Many years after Spurgeon, another pastor, John Benton, said: “God’s men are not always happy-go-lucky people. . . . Men who are close to God can be sad men.” Why does God have to do this to pastors or other ministry leaders? Because God wants a broken vessel. And ideally a person should be broken before they enter the ministry. If not, ministry will be much harder on them. It will kill them. “Ministry kills us with regard to our ego needs, desire for power and success and the persistent wish to feel competent and in control,” says Andrew Purves.
So how does brokenness happen? I think Allender hits the nail on the head:
- Falling off your throne. This means being humbled, and it teaches you that you were never meant to have God’s power. You are not God. You are a human being with weaknesses. It’s best that you start admitting this as quickly as possible to those around you. If you are afraid to talk about your fears, struggles, and failures openly to those around you, it may mean that you’ve forgotten the good news of the gospel.
- What change will this bring about in your life and ministry? You’ll stop trying to control God and other people. You’ll stop trying to impress people. You’ll stop being afraid of failure. And success won’t go to your head. As I heard Paul Tripp say once in a sermon: “Your success in ministry isn’t a reflection of your character, it’s a revelation of God’s.”

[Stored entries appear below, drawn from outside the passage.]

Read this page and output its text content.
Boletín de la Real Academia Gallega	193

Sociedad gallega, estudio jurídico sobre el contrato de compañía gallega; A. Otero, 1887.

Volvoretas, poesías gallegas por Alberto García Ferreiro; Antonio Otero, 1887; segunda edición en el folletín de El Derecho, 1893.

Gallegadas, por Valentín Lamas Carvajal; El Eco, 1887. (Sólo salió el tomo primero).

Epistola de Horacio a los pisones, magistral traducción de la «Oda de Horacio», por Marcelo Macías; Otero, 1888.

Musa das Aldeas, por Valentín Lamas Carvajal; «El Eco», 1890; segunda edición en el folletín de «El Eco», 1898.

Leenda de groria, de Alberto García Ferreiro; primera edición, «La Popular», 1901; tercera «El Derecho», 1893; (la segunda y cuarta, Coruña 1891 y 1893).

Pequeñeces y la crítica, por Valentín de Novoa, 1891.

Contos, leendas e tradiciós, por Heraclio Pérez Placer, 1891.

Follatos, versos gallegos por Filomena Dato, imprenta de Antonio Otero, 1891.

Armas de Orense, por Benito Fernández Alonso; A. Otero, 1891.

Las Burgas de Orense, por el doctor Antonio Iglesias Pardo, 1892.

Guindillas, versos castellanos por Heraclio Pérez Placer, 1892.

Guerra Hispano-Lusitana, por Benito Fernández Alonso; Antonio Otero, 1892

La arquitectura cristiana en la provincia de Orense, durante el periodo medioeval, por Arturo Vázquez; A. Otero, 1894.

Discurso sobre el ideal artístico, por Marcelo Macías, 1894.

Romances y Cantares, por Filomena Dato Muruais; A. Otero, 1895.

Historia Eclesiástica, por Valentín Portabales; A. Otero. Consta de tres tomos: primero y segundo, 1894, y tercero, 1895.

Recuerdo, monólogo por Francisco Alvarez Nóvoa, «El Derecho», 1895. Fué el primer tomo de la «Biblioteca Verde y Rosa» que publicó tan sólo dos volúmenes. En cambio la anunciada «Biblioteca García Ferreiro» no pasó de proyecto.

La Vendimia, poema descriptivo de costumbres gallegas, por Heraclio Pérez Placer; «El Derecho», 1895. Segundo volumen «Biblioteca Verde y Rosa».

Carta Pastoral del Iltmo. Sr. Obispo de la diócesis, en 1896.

A great leader is one who doesn’t care if he leads. He can take it or leave it. Why? Because he doesn’t “need” anything. He’s satisfied in Christ.
 Paul Tripp, Dangerous Calling: Confronting the Unique Challenges of Pastoral Ministry (Wheaton: Crossway, 2012), 189-190.
 Charles Spurgeon, Lectures to My Students (Peabody: Hendrickson, 2010), 28.
 Ibid., 160.
 John Benton, Losing Touch with God: The Message of Malachi (Hertfordshire: Evangelical Press, 1985), 14.
 Andrew Purves, The Crucifixion of Ministry: Surrendering Our Ambitions to the Service of Christ (Downers Grove: IVP, 2007), 15.
 See e.g., Gene Edwards, A Tale of Three Kings: A Study in Brokenness (Wheaton: Tyndale, 1992), 79.